Critical Vulnerabilities Identified in the OpenClinic GA Integrated Hospital Information Management System

OpenClinic GA recognized 12 vulnerabilities existing in its open-source integrated hospital information management system.

Various hospitals and clinics utilize OpenClinic GA for handling financial, admin, clinical, pharmacy, and laboratory workflows. The system is likewise employed for out-patient and in-patient management, medical billing, ward management, bed management, and other hospital operations duties.

The person who discovered the vulnerabilities was Brian D. Hysell. Three vulnerabilities were rated critical whereas 6 were rated high severity. An attacker taking advantage of the vulnerabilities will be able to elude authentication, acquire access to confidential data, view or alter database information, and execute malicious code remotely.

An attacker having a low level of skill will be able to take advantage of the vulnerabilities. A number of vulnerabilities could be remotely exploited. Certain vulnerabilities got public exploits. The CVSS v3 base codes of the vulnerabilities vary from 5.4 to 9.8.
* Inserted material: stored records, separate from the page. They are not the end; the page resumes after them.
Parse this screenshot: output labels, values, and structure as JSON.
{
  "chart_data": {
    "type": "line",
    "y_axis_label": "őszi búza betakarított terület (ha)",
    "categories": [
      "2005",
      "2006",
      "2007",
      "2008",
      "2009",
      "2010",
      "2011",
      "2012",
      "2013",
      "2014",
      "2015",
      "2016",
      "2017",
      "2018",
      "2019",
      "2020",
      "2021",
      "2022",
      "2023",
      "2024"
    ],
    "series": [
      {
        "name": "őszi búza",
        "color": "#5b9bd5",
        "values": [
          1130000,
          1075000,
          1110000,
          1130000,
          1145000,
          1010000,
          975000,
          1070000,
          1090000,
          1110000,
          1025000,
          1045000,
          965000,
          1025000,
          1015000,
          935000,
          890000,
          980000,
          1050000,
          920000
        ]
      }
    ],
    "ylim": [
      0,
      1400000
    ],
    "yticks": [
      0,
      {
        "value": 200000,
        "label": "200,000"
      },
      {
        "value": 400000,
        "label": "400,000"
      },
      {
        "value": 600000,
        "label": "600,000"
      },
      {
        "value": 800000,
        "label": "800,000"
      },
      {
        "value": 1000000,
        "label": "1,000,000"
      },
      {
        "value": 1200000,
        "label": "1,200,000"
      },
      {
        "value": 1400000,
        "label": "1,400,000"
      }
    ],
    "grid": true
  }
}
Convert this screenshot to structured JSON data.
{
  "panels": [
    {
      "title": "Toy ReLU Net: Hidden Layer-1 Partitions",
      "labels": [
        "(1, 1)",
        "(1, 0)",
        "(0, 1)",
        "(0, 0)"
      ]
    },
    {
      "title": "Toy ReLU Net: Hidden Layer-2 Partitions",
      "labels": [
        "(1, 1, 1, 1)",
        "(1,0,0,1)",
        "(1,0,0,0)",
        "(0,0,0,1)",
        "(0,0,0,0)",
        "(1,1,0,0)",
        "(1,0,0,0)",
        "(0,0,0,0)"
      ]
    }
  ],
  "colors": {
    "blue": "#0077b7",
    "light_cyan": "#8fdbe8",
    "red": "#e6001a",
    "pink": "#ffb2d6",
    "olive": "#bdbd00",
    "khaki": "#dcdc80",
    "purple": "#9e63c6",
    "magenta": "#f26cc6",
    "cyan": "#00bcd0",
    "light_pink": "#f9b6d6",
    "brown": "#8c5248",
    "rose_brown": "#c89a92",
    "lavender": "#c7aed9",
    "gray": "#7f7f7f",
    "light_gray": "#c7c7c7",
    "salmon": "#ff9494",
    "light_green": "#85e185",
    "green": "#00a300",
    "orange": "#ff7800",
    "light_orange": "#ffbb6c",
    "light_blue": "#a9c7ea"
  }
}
The following vulnerabilities were seen in OpenClinic GA Versions 5.09.02 and 5.89.05b:

CVE-2020-14495 – Critical with CVSS v3 base rating of 9.8. Using third-party components having reached their end of life and having vulnerabilities might bring about remote arbitrary code execution.

CVE-2020-14487 – Critical with a CVSS v3 base rating of 9.4. An attacker could employ a secret default user account to sign in to the program and apply arbitrary commands, unless if an administrator specifically switched off the account.

CVE-2020-14485 – Critical with a CVSS v3 base rating of 9.4. The client-side access controls can be ignored to commence a session having limited functionality, which provides administrative capabilities to execute SQL commands.

CVE-2020-14493 – High Severity with a CVSS v3 base rating of 8.8. Low privileged end-users could employ SQL syntax to keep arbitrary files in the server and carry out arbitrary orders.

CVE-2020-14488 – High Severity with a CVSS-v3 base rating of 8.8. Due to insufficient verification of uploaded data files, a low privilege user may be able to upload and execute the system’s arbitrary files.

Learn more about the CISA medical advisory here.

OpenClinic GA is already aware of the vulnerabilities and took action to take care of the problem, nevertheless, there is no evidence yet that the vulnerabilities were fixed.

All healthcare companies employing the OpenClinic GA need to upgrade their software to the current version to minimize the likelihood of exploitation.

CISA recommends carrying out the concept of least privilege, decreasing control system devices/systems exposure to networks, and not allowing system access online. All systems should be protected by a firewall and must necessitate a VPN with remote access. VPNs should use the most recent version and implement the patches right away.